What an excellent book group read Ford Maddox Ford's The Good Soldier turned out to be; views on it diverged so sharply that we had A Good Debate last Tuesday evening at Alison's. Those who liked it really liked it .....and, as one of those who was less enthusiastic, I was left feeling rather shallow for my lack of appreciation of the book.
It is an old fashioned read, that's for sure, but at the time (written in 1915 and set a little earlier) it must have been both shocking in content and ground-breaking in form and style. We are used to and are comfortable with novels which are non-chronological and which use flashbacks to tell a story and so, perhaps, it is this familiarity with form which makes it easy to underestimate the novelty and achievement of The Good Soldier.
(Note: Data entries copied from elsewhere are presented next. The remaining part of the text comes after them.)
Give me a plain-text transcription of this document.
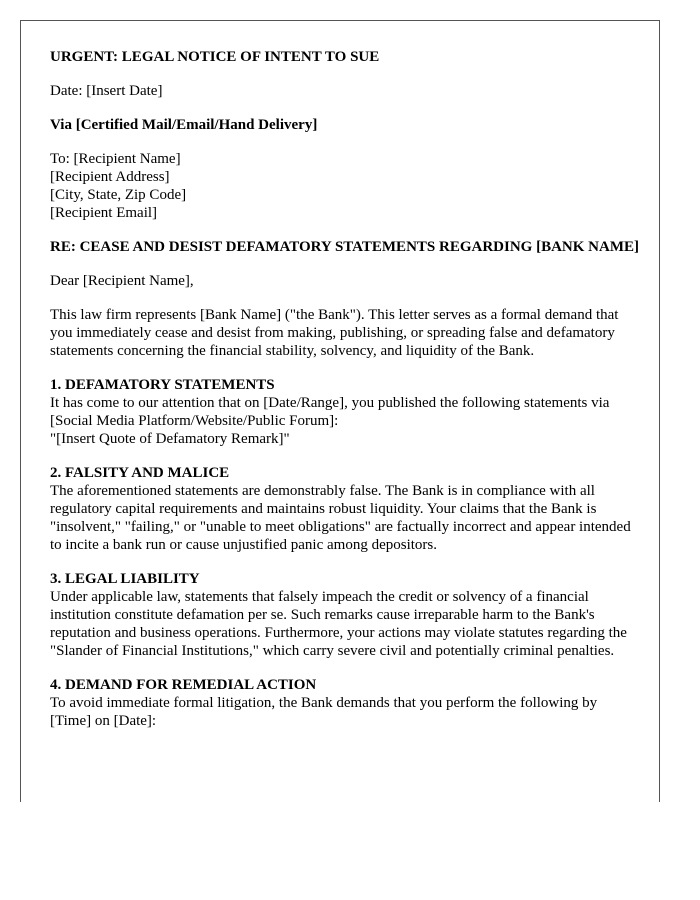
URGENT: LEGAL NOTICE OF INTENT TO SUE

Date: [Insert Date]

Via [Certified Mail/Email/Hand Delivery]

To: [Recipient Name]

[Recipient Address]

[City, State, Zip Code]

[Recipient Email]

RE: CEASE AND DESIST DEFAMATORY STATEMENTS REGARDING [BANK NAME]

Dear [Recipient Name],

This law firm represents [Bank Name] ("the Bank"). This letter serves as a formal demand that you immediately cease and desist from making, publishing, or spreading false and defamatory statements concerning the financial stability, solvency, and liquidity of the Bank.

1. DEFAMATORY STATEMENTS

It has come to our attention that on [Date/Range], you published the following statements via [Social Media Platform/Website/Public Forum]:

"[Insert Quote of Defamatory Remark]"

2. FALSITY AND MALICE

The aforementioned statements are demonstrably false. The Bank is in compliance with all regulatory capital requirements and maintains robust liquidity. Your claims that the Bank is "insolvent," "failing," or "unable to meet obligations" are factually incorrect and appear intended to incite a bank run or cause unjustified panic among depositors.

3. LEGAL LIABILITY

Under applicable law, statements that falsely impeach the credit or solvency of a financial institution constitute defamation per se. Such remarks cause irreparable harm to the Bank's reputation and business operations. Furthermore, your actions may violate statutes regarding the "Slander of Financial Institutions," which carry severe civil and potentially criminal penalties.

4. DEMAND FOR REMEDIAL ACTION

To avoid immediate formal litigation, the Bank demands that you perform the following by [Time] on [Date]:
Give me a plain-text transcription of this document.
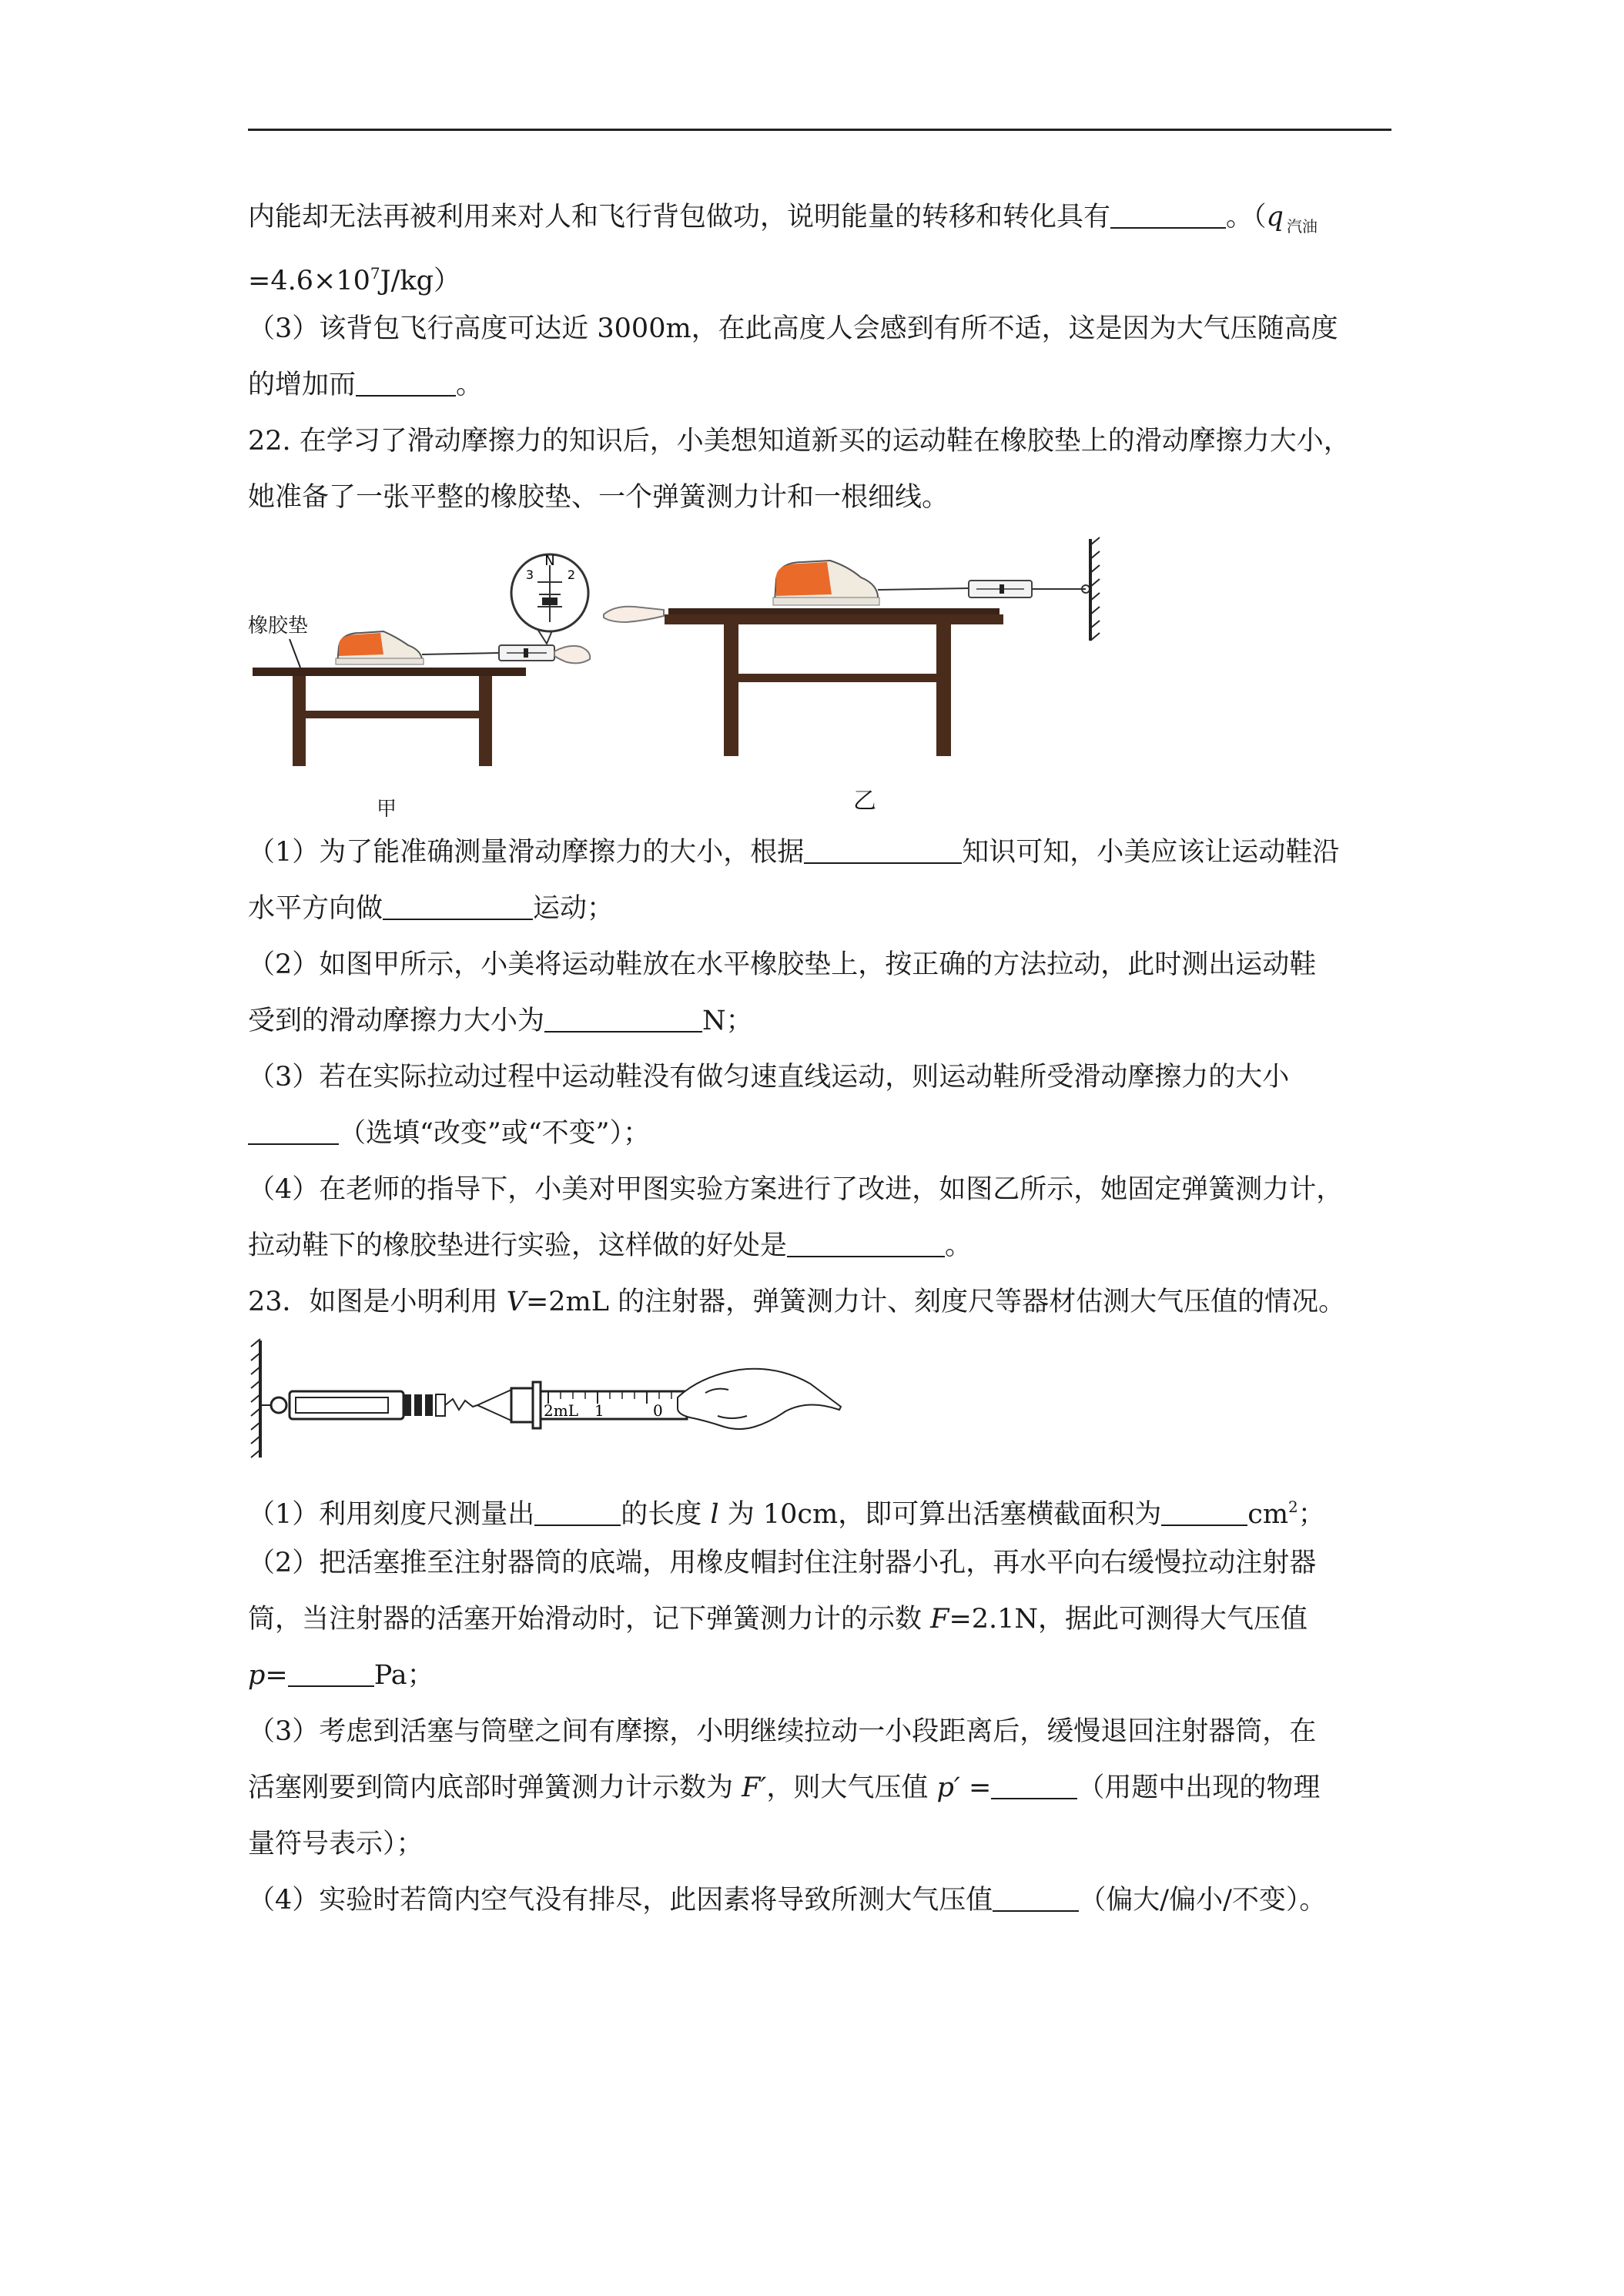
内能却无法再被利用来对人和飞行背包做功，说明能量的转移和转化具有	。（q $_{汽油}$
$=4.6\times 10^7J/kg$）
（3）该背包飞行高度可达近 3000m，在此高度人会感到有所不适，这是因为大气压随高度
的增加而	。
22. 在学习了滑动摩擦力的知识后，小美想知道新买的运动鞋在橡胶垫上的滑动摩擦力大小，
她准备了一张平整的橡胶垫、一个弹簧测力计和一根细线。
N
3	2
橡胶垫
甲	乙
（1）为了能准确测量滑动摩擦力的大小，根据	知识可知，小美应该让运动鞋沿
水平方向做	运动；
（2）如图甲所示，小美将运动鞋放在水平橡胶垫上，按正确的方法拉动，此时测出运动鞋
受到的滑动摩擦力大小为	N；
（3）若在实际拉动过程中运动鞋没有做匀速直线运动，则运动鞋所受滑动摩擦力的大小
（选填“改变”或“不变”）；
（4）在老师的指导下，小美对甲图实验方案进行了改进，如图乙所示，她固定弹簧测力计，
拉动鞋下的橡胶垫进行实验，这样做的好处是	。
23．如图是小明利用 V=2mL 的注射器，弹簧测力计、刻度尺等器材估测大气压值的情况。
2mL 1	0
（1）利用刻度尺测量出	的长度 l 为 10cm，即可算出活塞横截面积为	$cm^2$；
（2）把活塞推至注射器筒的底端，用橡皮帽封住注射器小孔，再水平向右缓慢拉动注射器
筒，当注射器的活塞开始滑动时，记下弹簧测力计的示数 F=2.1N，据此可测得大气压值
p=	Pa；
（3）考虑到活塞与筒壁之间有摩擦，小明继续拉动一小段距离后，缓慢退回注射器筒，在
活塞刚要到筒内底部时弹簧测力计示数为 F′，则大气压值 p′ =	（用题中出现的物理
量符号表示）；
（4）实验时若筒内空气没有排尽，此因素将导致所测大气压值	（偏大/偏小/不变）。
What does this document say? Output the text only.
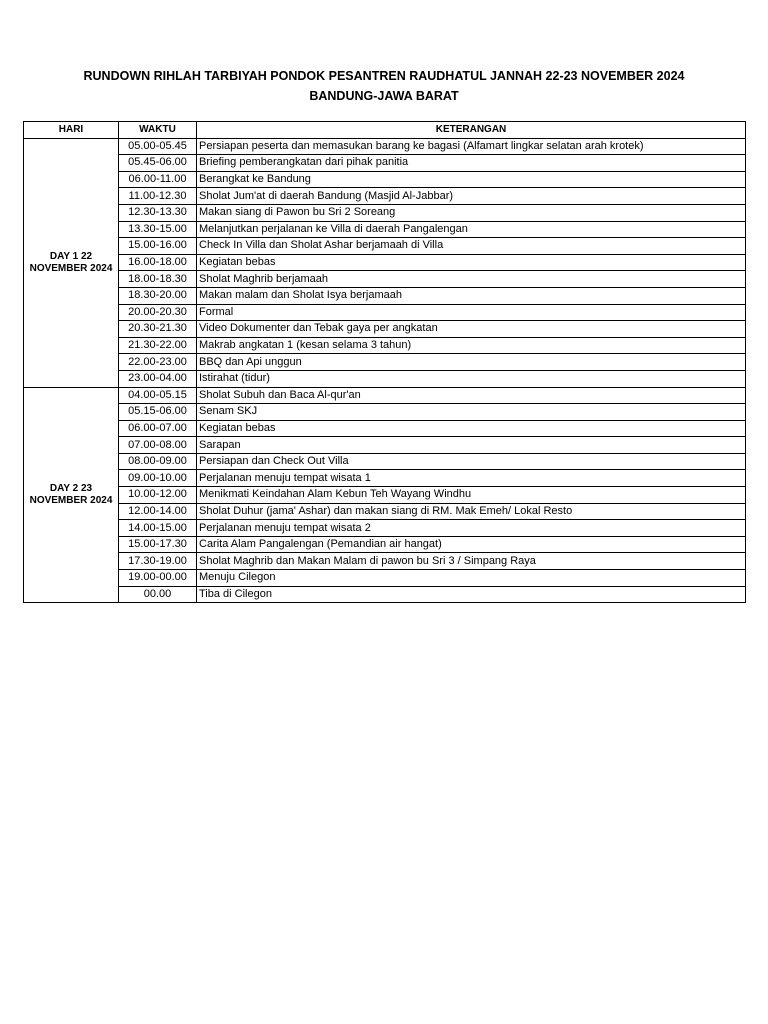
RUNDOWN RIHLAH TARBIYAH PONDOK PESANTREN RAUDHATUL JANNAH 22-23 NOVEMBER 2024
BANDUNG-JAWA BARAT
HARI	WAKTU	KETERANGAN
DAY 1 22 NOVEMBER 2024	05.00-05.45	Persiapan peserta dan memasukan barang ke bagasi (Alfamart lingkar selatan arah krotek)
	05.45-06.00	Briefing pemberangkatan dari pihak panitia
	06.00-11.00	Berangkat ke Bandung
	11.00-12.30	Sholat Jum'at di daerah Bandung (Masjid Al-Jabbar)
	12.30-13.30	Makan siang di Pawon bu Sri 2 Soreang
	13.30-15.00	Melanjutkan perjalanan ke Villa di daerah Pangalengan
	15.00-16.00	Check In Villa dan Sholat Ashar berjamaah di Villa
	16.00-18.00	Kegiatan bebas
	18.00-18.30	Sholat Maghrib berjamaah
	18.30-20.00	Makan malam dan Sholat Isya berjamaah
	20.00-20.30	Formal
	20.30-21.30	Video Dokumenter dan Tebak gaya per angkatan
	21.30-22.00	Makrab angkatan 1 (kesan selama 3 tahun)
	22.00-23.00	BBQ dan Api unggun
	23.00-04.00	Istirahat (tidur)
DAY 2 23 NOVEMBER 2024	04.00-05.15	Sholat Subuh dan Baca Al-qur'an
	05.15-06.00	Senam SKJ
	06.00-07.00	Kegiatan bebas
	07.00-08.00	Sarapan
	08.00-09.00	Persiapan dan Check Out Villa
	09.00-10.00	Perjalanan menuju tempat wisata 1
	10.00-12.00	Menikmati Keindahan Alam Kebun Teh Wayang Windhu
	12.00-14.00	Sholat Duhur (jama' Ashar) dan makan siang di RM. Mak Emeh/ Lokal Resto
	14.00-15.00	Perjalanan menuju tempat wisata 2
	15.00-17.30	Carita Alam Pangalengan (Pemandian air hangat)
	17.30-19.00	Sholat Maghrib dan Makan Malam di pawon bu Sri 3 / Simpang Raya
	19.00-00.00	Menuju Cilegon
	00.00	Tiba di Cilegon
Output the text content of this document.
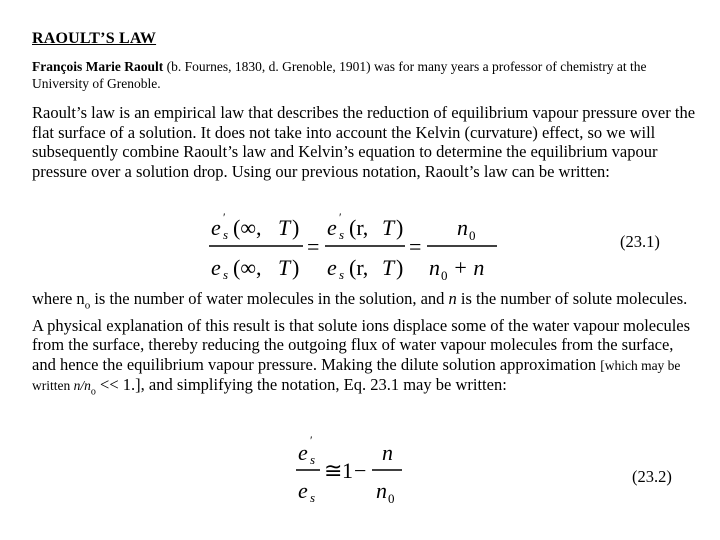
RAOULT’S LAW
François Marie Raoult (b. Fournes, 1830, d. Grenoble, 1901) was for many years a professor of chemistry at the University of Grenoble.
Raoult’s law is an empirical law that describes the reduction of equilibrium vapour pressure over the flat surface of a solution. It does not take into account the Kelvin (curvature) effect, so we will subsequently combine Raoult’s law and Kelvin’s equation to determine the equilibrium vapour pressure over a solution drop. Using our previous notation, Raoult’s law can be written:
e ′
s (∞, T )
e s (∞, T )
=
e ′
s (r, T )
e s (r, T )
=
n 0
n 0 + n
(23.1)
where $n_o$ is the number of water molecules in the solution, and n is the number of solute molecules. A physical explanation of this result is that solute ions displace some of the water vapour molecules from the surface, thereby reducing the outgoing flux of water vapour molecules from the surface, and hence the equilibrium vapour pressure. Making the dilute solution approximation [which may be written $n/n_o << 1$.], and simplifying the notation, Eq. 23.1 may be written:
e ′
s
e s
≅ 1 −
n
n 0
(23.2)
Whilst I didn't much care for any of the characters, I admit that there is something intriguing about Dowell, the narrator, since he is manipulated by virtually everyone else and his naivety is staggering. He too is a device; he is unreliable (not necessarily a good thing in a narrator) and as the story of the web of disintegrating relationships between Dowell, Florence, Edward and Leonora unfolds nothing is as Dowell has originally revealed to us.
We agreed that by setting his characters in an aimless vacuum of European spas with no need to earn a living and no family to distract them, Ford isolates them and allows them to be morally and spiritually lost (and, as a result, completely dishonest with each other). With no outside forces, the reader realises early on that they are unsympathetic characters on a destructive course..... the book's opening sentence sets it up: "This is the saddest story I have ever heard".
We meet again on 28th November at Sally J's when we will be discussing hopefully happier themes having read Foreign Bodies by Cynthia Ozick, a novel inspired by Henry James by a writer who worshiped him. It is a choice which met Alison's challenge of finding a book which starts with a letter.